Do zdarzenia doszło w niedzielę, około godziny 4:00. Dwaj strażnicy miejscy pełniący służbę patrolową zauważyli na placu Kościuszki bardzo młodą osobę, która na widok zbliżającego się radiowozu zaczęła dziwnie się zachowywać. Co chwilę gwałtownie zmieniała kierunek marszu, odwracała się, zasłaniała twarz i głowę.
Strażnicy natychmiast podjęli interwencję i ustalili, że ta dziwnie zachowująca się dziewczyna ma zaledwie 14 lat. W trakcie rozmowy z funkcjonariuszami straży miejskiej nastolatka przyznała się, że miała myśli samobójcze, korzystała też z opieki psychologa i już wcześniej dopuszczała do zachowań autodestrukcyjnych.
- Bezzwłocznie na miejsce zdarzenia zostało wezwane przez dyżurnego straży miejskiej ratownictwo medyczne i patrol policyjny - informuje st. insp. Joanna Wojtach ze szczecińskiej straży miejskiej. - Na miejsce przybyli też zawiadomieni przez dyżurnego rodzice dziewczynki, którzy wyrazili głęboką wdzięczność za czujność strażników i podjęcie interwencji.
Po przebadaniu przez ratowników medycznych, dziewczynka została przekazana pod opiekę rodzicom, z zaleceniem konsultacji psychiatrycznej. Byli oni bardzo wdzięczni za zainteresowanie, bo jak powiedzieli: "można było przejechać obok i nie widzieć".

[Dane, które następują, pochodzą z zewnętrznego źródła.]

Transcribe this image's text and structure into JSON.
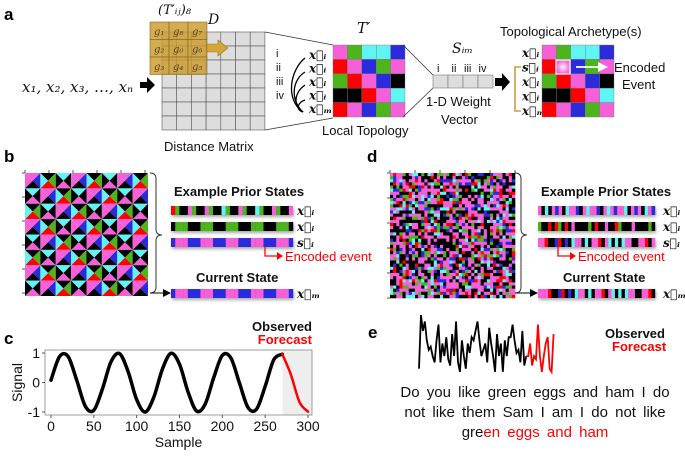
{
  "palette": {
    "P": "#f55fd8",
    "G": "#4cb51c",
    "C": "#5ff5f5",
    "B": "#2b2bdc",
    "R": "#ff0000",
    "K": "#000000"
  },
  "panel_a": {
    "label": "a",
    "sequence": "x₁, x₂, x₃, …, xₙ",
    "kernel_label": "(T′ᵢⱼ)₈",
    "d_label": "D",
    "kernel_cells": [
      "g₁",
      "g₈",
      "g₇",
      "g₂",
      "g₀",
      "g₆",
      "g₃",
      "g₄",
      "g₅"
    ],
    "distance_matrix_label": "Distance Matrix",
    "romans": [
      "i",
      "ii",
      "iii",
      "iv"
    ],
    "vectors": [
      "x⃗ᵢ",
      "x⃗ᵢ",
      "x⃗ᵢ",
      "x⃗ᵢ",
      "x⃗ₘ"
    ],
    "t_prime_label": "T′",
    "local_topology_label": "Local Topology",
    "local_topology_grid": [
      "PGCCB",
      "RPBGP",
      "GRPBK",
      "KKRPC",
      "RPBGP"
    ],
    "sim_label": "Sᵢₘ",
    "weight_vector_label_1": "1-D Weight",
    "weight_vector_label_2": "Vector",
    "archetype_title": "Topological Archetype(s)",
    "archetype_vectors": [
      "x⃗ᵢ",
      "s⃗ᵢ",
      "x⃗ᵢ",
      "x⃗ᵢ",
      "x⃗ₘ"
    ],
    "encoded_event_1": "Encoded",
    "encoded_event_2": "Event"
  },
  "panel_b": {
    "label": "b",
    "prior_title": "Example Prior States",
    "bars": [
      {
        "label": "x⃗ᵢ",
        "pattern": "RGKKPGKKPGKKCGKKPGKKCGKKPGKKP"
      },
      {
        "label": "x⃗ᵢ",
        "pattern": "KGGGKKKGGGKKKGGGKKKGGGKKKGGGK"
      },
      {
        "label": "s⃗ᵢ",
        "pattern": "BPPPBBBPPPBBBPPPBBBPPPBBBPPPB"
      }
    ],
    "encoded_event": "Encoded event",
    "current_title": "Current State",
    "current_bar": {
      "label": "x⃗ₘ",
      "pattern": "BPPPBBBPPPBBBPPPBBBPPPBBBPPPB"
    }
  },
  "panel_d": {
    "label": "d",
    "prior_title": "Example Prior States",
    "bars": [
      {
        "label": "x⃗ᵢ",
        "pattern": "PKCKPBPKCPPBKPCPPBKPCPBPPCKPBPKCPB"
      },
      {
        "label": "x⃗ᵢ",
        "pattern": "GKKRKRGKRKPKKKKGKRKKPKKRGKKKPKKKKGK"
      },
      {
        "label": "s⃗ᵢ",
        "pattern": "PPRKKBRKBKCPPKCKPPRKPCKCKCPPKKPPRKP"
      }
    ],
    "encoded_event": "Encoded event",
    "current_title": "Current State",
    "current_bar": {
      "label": "x⃗ₘ",
      "pattern": "PPPRKKBRKBKCPPKCKPPRKPCKCKCPPKKPPRK"
    }
  },
  "panel_e": {
    "label": "e",
    "observed": "Observed",
    "forecast": "Forecast",
    "observed_series": [
      0.1,
      0.95,
      0.7,
      0.85,
      0.55,
      0.4,
      0.45,
      0.3,
      0.2,
      0.55,
      0.8,
      0.2,
      0.5,
      0.3,
      0.6,
      0.25,
      0.15,
      0.65,
      0.3,
      0.85,
      0.2,
      0.05,
      0.55,
      0.3,
      0.1,
      0.5,
      0.35,
      0.6,
      0.55,
      0.7,
      0.85,
      0.55,
      0.3,
      0.4,
      0.5,
      0.2,
      0.75,
      0.5,
      0.3,
      0.05,
      0.65,
      0.3,
      0.5,
      0.05,
      0.55,
      0.3,
      0.6,
      0.6,
      0.8,
      0.55,
      0.35,
      0.4,
      0.2,
      0.7,
      0.15,
      0.3
    ],
    "forecast_series": [
      0.3,
      0.5,
      0.15,
      0.3,
      0.25,
      0.8,
      0.3,
      0.05,
      0.3,
      0.5,
      0.6,
      0.1,
      0.05,
      0.65
    ],
    "text_lines": [
      "Do you like green eggs and ham I do",
      "not like them Sam I am I do not like"
    ],
    "last_line_observed": "gre",
    "last_line_forecast": "en eggs and ham"
  },
  "chart_data": {
    "type": "line",
    "panel_label": "c",
    "title": "",
    "xlabel": "Sample",
    "ylabel": "Signal",
    "xlim": [
      0,
      300
    ],
    "ylim": [
      -1,
      1
    ],
    "xticks": [
      "0",
      "50",
      "100",
      "150",
      "200",
      "250",
      "300"
    ],
    "yticks": [
      "1",
      "0",
      "-1"
    ],
    "legend": [
      "Observed",
      "Forecast"
    ],
    "legend_placement": "top-right",
    "shaded_forecast_region": [
      270,
      300
    ],
    "series": [
      {
        "name": "Observed",
        "color": "#000000",
        "x": [
          0,
          10,
          20,
          30,
          40,
          50,
          60,
          70,
          80,
          90,
          100,
          110,
          120,
          130,
          140,
          150,
          160,
          170,
          180,
          190,
          200,
          210,
          220,
          230,
          240,
          250,
          260,
          270
        ],
        "y": [
          0.08,
          0.88,
          0.88,
          0.08,
          -0.8,
          -0.94,
          -0.22,
          0.7,
          0.98,
          0.37,
          -0.58,
          -1.0,
          -0.5,
          0.45,
          0.99,
          0.62,
          -0.32,
          -0.97,
          -0.73,
          0.17,
          0.92,
          0.83,
          -0.02,
          -0.85,
          -0.9,
          -0.13,
          0.77,
          0.96
        ]
      },
      {
        "name": "Forecast",
        "color": "#ff0000",
        "x": [
          270,
          280,
          290,
          300
        ],
        "y": [
          0.96,
          0.27,
          -0.66,
          -0.99
        ]
      }
    ]
  }
}
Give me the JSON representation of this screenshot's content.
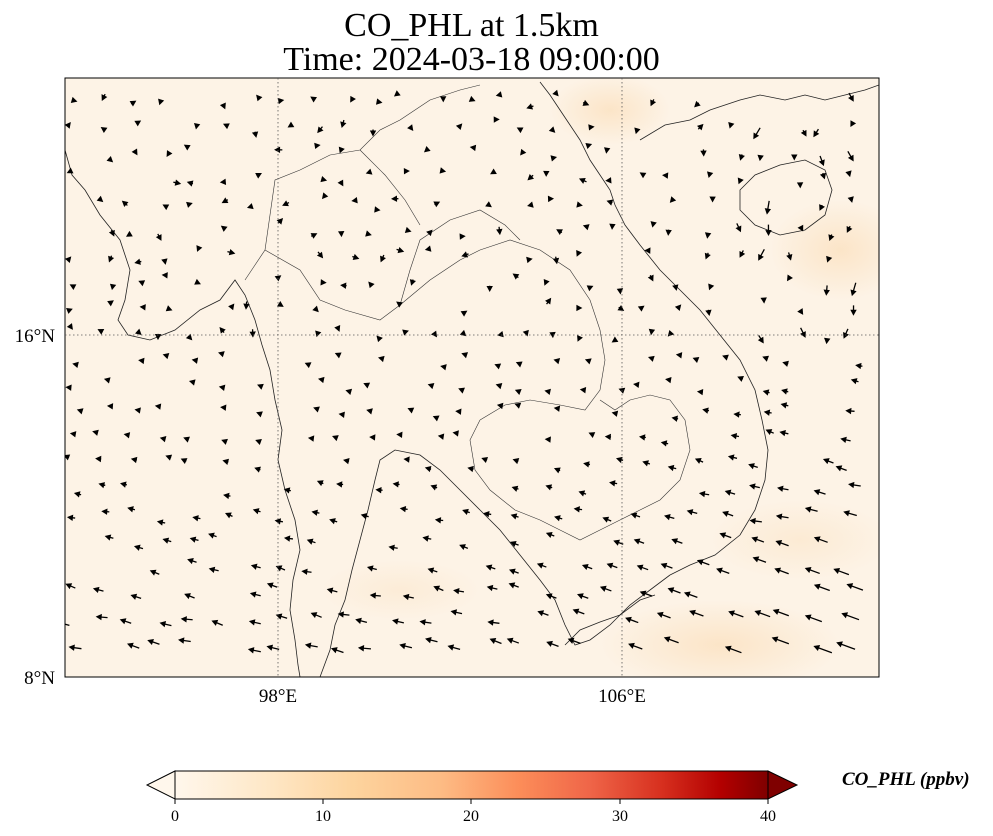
{
  "title": {
    "line1": "CO_PHL at 1.5km",
    "line2": "Time: 2024-03-18 09:00:00"
  },
  "axes": {
    "lon_ticks": [
      "98°E",
      "106°E"
    ],
    "lat_ticks": [
      "16°N",
      "8°N"
    ],
    "lon_range": [
      93,
      112
    ],
    "lat_range": [
      8,
      22
    ],
    "gridlines": "dotted"
  },
  "colorbar": {
    "label": "CO_PHL (ppbv)",
    "ticks": [
      "0",
      "10",
      "20",
      "30",
      "40"
    ],
    "range": [
      0,
      40
    ],
    "extend": "both",
    "colormap": [
      "#fff7ec",
      "#fee8c8",
      "#fdd49e",
      "#fdbb84",
      "#fc8d59",
      "#ef6548",
      "#d7301f",
      "#b30000",
      "#7f0000"
    ]
  },
  "field": {
    "background_color": "#fdf3e6",
    "typical_value_ppbv": 1.5
  },
  "wind": {
    "arrow_color": "#000000",
    "description_regime": "weak northerlies over land, easterlies strengthening toward the south and east"
  }
}
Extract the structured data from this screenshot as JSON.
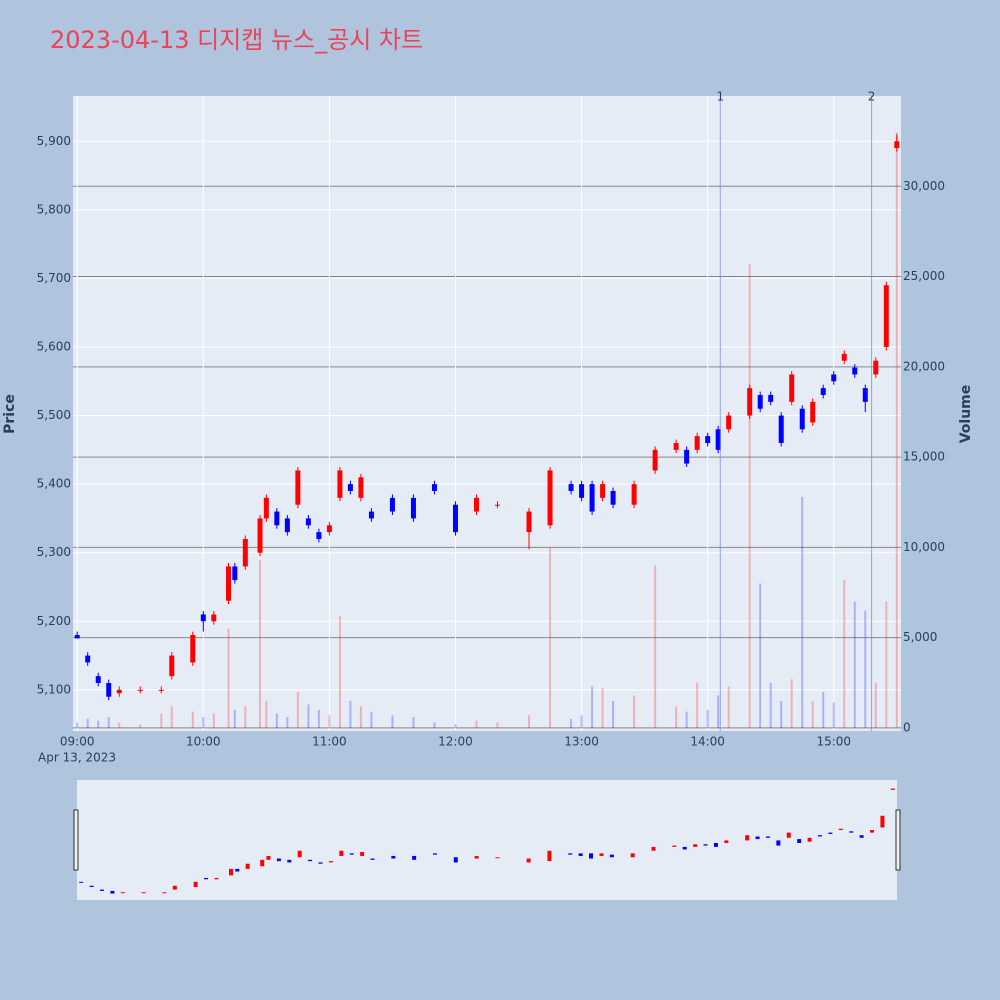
{
  "chart_data": {
    "type": "candlestick",
    "title": "2023-04-13 디지캡 뉴스_공시 차트",
    "y_label": "Price",
    "y2_label": "Volume",
    "x_date_label": "Apr 13, 2023",
    "increasing_color": "#ff0000",
    "decreasing_color": "#0000ff",
    "x": [
      "09:00",
      "09:05",
      "09:10",
      "09:15",
      "09:20",
      "09:30",
      "09:40",
      "09:45",
      "09:55",
      "10:00",
      "10:05",
      "10:12",
      "10:15",
      "10:20",
      "10:27",
      "10:30",
      "10:35",
      "10:40",
      "10:45",
      "10:50",
      "10:55",
      "11:00",
      "11:05",
      "11:10",
      "11:15",
      "11:20",
      "11:30",
      "11:40",
      "11:50",
      "12:00",
      "12:10",
      "12:20",
      "12:35",
      "12:45",
      "12:55",
      "13:00",
      "13:05",
      "13:10",
      "13:15",
      "13:25",
      "13:35",
      "13:45",
      "13:50",
      "13:55",
      "14:00",
      "14:05",
      "14:10",
      "14:20",
      "14:25",
      "14:30",
      "14:35",
      "14:40",
      "14:45",
      "14:50",
      "14:55",
      "15:00",
      "15:05",
      "15:10",
      "15:15",
      "15:20",
      "15:25",
      "15:30"
    ],
    "open": [
      5180,
      5150,
      5120,
      5110,
      5095,
      5100,
      5100,
      5120,
      5140,
      5210,
      5200,
      5230,
      5280,
      5280,
      5300,
      5350,
      5360,
      5350,
      5370,
      5350,
      5330,
      5330,
      5380,
      5400,
      5380,
      5360,
      5380,
      5380,
      5400,
      5370,
      5360,
      5370,
      5330,
      5340,
      5400,
      5400,
      5400,
      5380,
      5390,
      5370,
      5420,
      5450,
      5450,
      5450,
      5470,
      5480,
      5480,
      5500,
      5530,
      5530,
      5500,
      5520,
      5510,
      5490,
      5540,
      5560,
      5580,
      5570,
      5540,
      5560,
      5600,
      5890
    ],
    "high": [
      5185,
      5155,
      5125,
      5115,
      5105,
      5105,
      5105,
      5155,
      5185,
      5215,
      5215,
      5285,
      5285,
      5325,
      5355,
      5385,
      5365,
      5355,
      5425,
      5355,
      5335,
      5345,
      5425,
      5405,
      5415,
      5365,
      5385,
      5385,
      5405,
      5375,
      5385,
      5375,
      5365,
      5425,
      5405,
      5405,
      5405,
      5405,
      5395,
      5405,
      5455,
      5465,
      5455,
      5475,
      5475,
      5485,
      5505,
      5545,
      5535,
      5535,
      5505,
      5565,
      5515,
      5525,
      5545,
      5565,
      5595,
      5575,
      5545,
      5585,
      5695,
      5910
    ],
    "low": [
      5175,
      5135,
      5105,
      5085,
      5090,
      5095,
      5095,
      5115,
      5135,
      5185,
      5195,
      5225,
      5255,
      5275,
      5295,
      5345,
      5335,
      5325,
      5365,
      5335,
      5315,
      5325,
      5375,
      5385,
      5375,
      5345,
      5355,
      5345,
      5385,
      5325,
      5355,
      5365,
      5305,
      5335,
      5385,
      5375,
      5355,
      5375,
      5365,
      5365,
      5415,
      5445,
      5425,
      5445,
      5455,
      5445,
      5475,
      5495,
      5505,
      5515,
      5455,
      5515,
      5475,
      5485,
      5525,
      5545,
      5575,
      5555,
      5505,
      5555,
      5595,
      5885
    ],
    "close": [
      5175,
      5140,
      5110,
      5090,
      5100,
      5100,
      5100,
      5150,
      5180,
      5200,
      5210,
      5280,
      5260,
      5320,
      5350,
      5380,
      5340,
      5330,
      5420,
      5340,
      5320,
      5340,
      5420,
      5390,
      5410,
      5350,
      5360,
      5350,
      5390,
      5330,
      5380,
      5370,
      5360,
      5420,
      5390,
      5380,
      5360,
      5400,
      5370,
      5400,
      5450,
      5460,
      5430,
      5470,
      5460,
      5450,
      5500,
      5540,
      5510,
      5520,
      5460,
      5560,
      5480,
      5520,
      5530,
      5550,
      5590,
      5560,
      5520,
      5580,
      5690,
      5900
    ],
    "volume": [
      300,
      500,
      400,
      600,
      300,
      200,
      800,
      1200,
      900,
      600,
      800,
      5500,
      1000,
      1200,
      9300,
      1500,
      800,
      600,
      2000,
      1300,
      1000,
      700,
      6200,
      1500,
      1200,
      900,
      700,
      600,
      300,
      200,
      400,
      300,
      700,
      10000,
      500,
      700,
      2300,
      2200,
      1500,
      1800,
      9000,
      1200,
      900,
      2500,
      1000,
      1800,
      2300,
      25700,
      8000,
      2500,
      1500,
      2700,
      12800,
      1500,
      2000,
      1400,
      8200,
      7000,
      6500,
      2500,
      7000,
      33000
    ],
    "xlim": [
      "08:58",
      "15:32"
    ],
    "xticks": [
      "09:00",
      "10:00",
      "11:00",
      "12:00",
      "13:00",
      "14:00",
      "15:00"
    ],
    "ylim": [
      5040,
      5966
    ],
    "yticks": [
      {
        "value": 5100,
        "label": "5,100"
      },
      {
        "value": 5200,
        "label": "5,200"
      },
      {
        "value": 5300,
        "label": "5,300"
      },
      {
        "value": 5400,
        "label": "5,400"
      },
      {
        "value": 5500,
        "label": "5,500"
      },
      {
        "value": 5600,
        "label": "5,600"
      },
      {
        "value": 5700,
        "label": "5,700"
      },
      {
        "value": 5800,
        "label": "5,800"
      },
      {
        "value": 5900,
        "label": "5,900"
      }
    ],
    "y2lim": [
      -170,
      35000
    ],
    "y2ticks": [
      0,
      {
        "value": 5000,
        "label": "5,000"
      },
      {
        "value": 10000,
        "label": "10,000"
      },
      {
        "value": 15000,
        "label": "15,000"
      },
      {
        "value": 20000,
        "label": "20,000"
      },
      {
        "value": 25000,
        "label": "25,000"
      },
      {
        "value": 30000,
        "label": "30,000"
      }
    ],
    "annotations": [
      {
        "x": "14:06",
        "text": "1"
      },
      {
        "x": "15:18",
        "text": "2"
      }
    ],
    "grid": true
  }
}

- Po odebraniu dziewczynki przez rodziców ratownik medyczny przekazał strażnikom, że ta sytuacja została sklasyfikowana jako zagrożenie życia i zdrowia, gdyż, jak powiedział "u młodych osób w wieku dojrzewania, często niestabilnych emocjonalnie, od zwerbalizowanych chęci czynów samobójczych do ich realizacji często dzieli krótki czas, zwykle od kwadransa do godziny" a reakcja strażników była jak najbardziej adekwatna do okoliczności - dodaje Joanna Wojtach.